あたしは前と何一つ変わらない日々を送っていた。


罪をかぶせられたあの書類事件も、何とか先輩が上手くやってくれたらしく、あたしの処分は軽く受け流された。


今更違います。と言っても、もう遅いんだろう。



毎日の嫌がらせに、昼休み一人でほっこりする屋上での空間。


上からの冷たい目に、仕事がうまくいかない日々。



何も、変わっていない。


変わらな過ぎて、嫌。




「………」



あの春成斗とも、一週間前連絡先交換をしてから、メールも電話も一切交わしていない。


むしろ、あたしにとってはそっちの方が良いんだけど。

でも何故か、携帯を開いては受信ボックスを確認している自分が居る。


そんな自分が凄く嫌。



この日も、仕事がうまくいかず、いつもの先輩にガミガミ怒られて、あたしはそれに精一杯頭を下げて。

なのに周りは、あたしをクスクス笑って。


悔しい気持ちでいっぱいいっぱいだった。



「………はあ」


20時過ぎ、会社をさっさと後にすると、嫌でも出て来る大きな溜め息。




あたしは近くのコンビニで100%のリンゴジュースとヨーグルトを買って、我が家を目指した。


家に着くと、すぐさまラフな私服に着替えて、顔を洗う。


そこで少しスッキリすると、まずテレビを付けて、ソファにドカッと腰掛ける。


この自分だけの解放感。まさに最高。



あたしは、コンビニで買って来た100%のリンゴジュースをゴクゴクと喉に流し込んだ。

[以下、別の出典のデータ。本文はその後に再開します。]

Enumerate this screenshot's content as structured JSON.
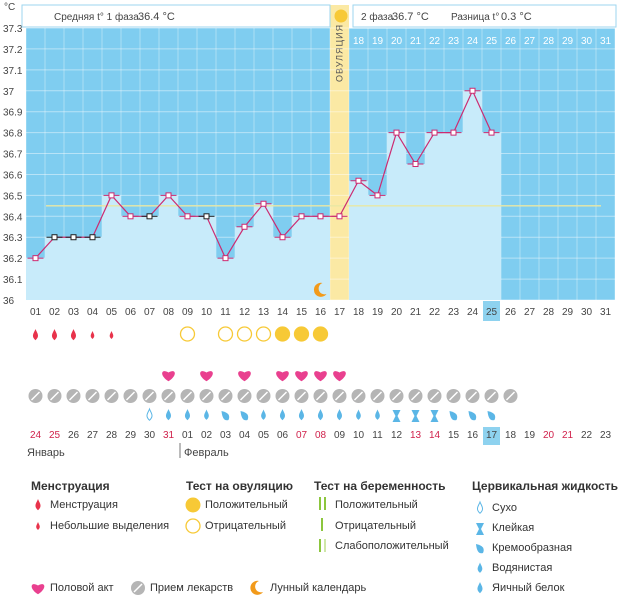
{
  "header": {
    "phase1_label": "Средняя t° 1 фаза",
    "phase1_value": "36.4 °C",
    "phase2_label": "2 фаза",
    "phase2_value": "36.7 °C",
    "diff_label": "Разница t°",
    "diff_value": "0.3 °C",
    "unit": "°C"
  },
  "chart_data": {
    "type": "line",
    "title": "",
    "ylabel": "°C",
    "ylim": [
      36.0,
      37.3
    ],
    "yticks": [
      "37.3",
      "37.2",
      "37.1",
      "37",
      "36.9",
      "36.8",
      "36.7",
      "36.6",
      "36.5",
      "36.4",
      "36.3",
      "36.2",
      "36.1",
      "36"
    ],
    "days": [
      "01",
      "02",
      "03",
      "04",
      "05",
      "06",
      "07",
      "08",
      "09",
      "10",
      "11",
      "12",
      "13",
      "14",
      "15",
      "16",
      "17",
      "18",
      "19",
      "20",
      "21",
      "22",
      "23",
      "24",
      "25",
      "26",
      "27",
      "28",
      "29",
      "30",
      "31"
    ],
    "temperatures": [
      36.2,
      36.3,
      36.3,
      36.3,
      36.5,
      36.4,
      36.4,
      36.5,
      36.4,
      36.4,
      36.2,
      36.35,
      36.46,
      36.3,
      36.4,
      36.4,
      36.4,
      36.57,
      36.5,
      36.8,
      36.65,
      36.8,
      36.8,
      37.0,
      36.8,
      null,
      null,
      null,
      null,
      null,
      null
    ],
    "black_markers": [
      2,
      3,
      4,
      7,
      10
    ],
    "coverline": 36.45,
    "ovulation_day": 17,
    "ovulation_label": "ОВУЛЯЦИЯ",
    "today_day": 25,
    "moon_day": 16,
    "grid": true
  },
  "tracker": {
    "menstruation": [
      "big",
      "big",
      "big",
      "small",
      "small"
    ],
    "ovulation_tests": {
      "9": "negative",
      "11": "negative",
      "12": "negative",
      "13": "negative",
      "14": "positive",
      "15": "positive",
      "16": "positive"
    },
    "intercourse_days": [
      8,
      10,
      12,
      14,
      15,
      16,
      17
    ],
    "medication_days": 26,
    "cervical": [
      "",
      "",
      "",
      "",
      "",
      "",
      "dry",
      "egg",
      "egg",
      "watery",
      "creamy",
      "creamy",
      "watery",
      "egg",
      "egg",
      "egg",
      "egg",
      "watery",
      "watery",
      "sticky",
      "sticky",
      "sticky",
      "creamy",
      "creamy",
      "creamy"
    ]
  },
  "calendar": {
    "dates": [
      "24",
      "25",
      "26",
      "27",
      "28",
      "29",
      "30",
      "31",
      "01",
      "02",
      "03",
      "04",
      "05",
      "06",
      "07",
      "08",
      "09",
      "10",
      "11",
      "12",
      "13",
      "14",
      "15",
      "16",
      "17",
      "18",
      "19",
      "20",
      "21",
      "22",
      "23"
    ],
    "red_indices": [
      0,
      1,
      7,
      14,
      15,
      20,
      21,
      27,
      28
    ],
    "today_index": 24,
    "month1": "Январь",
    "month2": "Февраль"
  },
  "legend": {
    "menstruation_title": "Менструация",
    "menstruation": "Менструация",
    "spotting": "Небольшие выделения",
    "ovtest_title": "Тест на овуляцию",
    "ovtest_positive": "Положительный",
    "ovtest_negative": "Отрицательный",
    "pregtest_title": "Тест на беременность",
    "preg_positive": "Положительный",
    "preg_negative": "Отрицательный",
    "preg_weak": "Слабоположительный",
    "cervical_title": "Цервикальная жидкость",
    "cervical_dry": "Сухо",
    "cervical_sticky": "Клейкая",
    "cervical_creamy": "Кремообразная",
    "cervical_watery": "Водянистая",
    "cervical_egg": "Яичный белок",
    "intercourse": "Половой акт",
    "medication": "Прием лекарств",
    "lunar": "Лунный календарь"
  },
  "colors": {
    "bar": "#c8ebfa",
    "empty": "#7fcdf0",
    "line": "#cc2b71",
    "ovulation": "#fbe9a4",
    "red": "#e8334b",
    "yellow": "#f7c936",
    "pink": "#e9408f",
    "grey": "#b5b5b5",
    "drop": "#5bb6e6",
    "moon": "#f29a1a"
  }
}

この年代。仕事終わりは酒だとか言うけど、あたしはお酒が苦手で、むしろ弱い。

だから、お酒は飲まない。


ヨーグルトの蓋もぺりっと剥がして、テレビで流れているニュース番組をボーっとしたまま見つめた。




「……明日も、仕事か」


その事実にズーンと重く項垂れる。




「……はあ」


仕事が生き甲斐です。なんて…一度で良いから言ってみたい、ホント。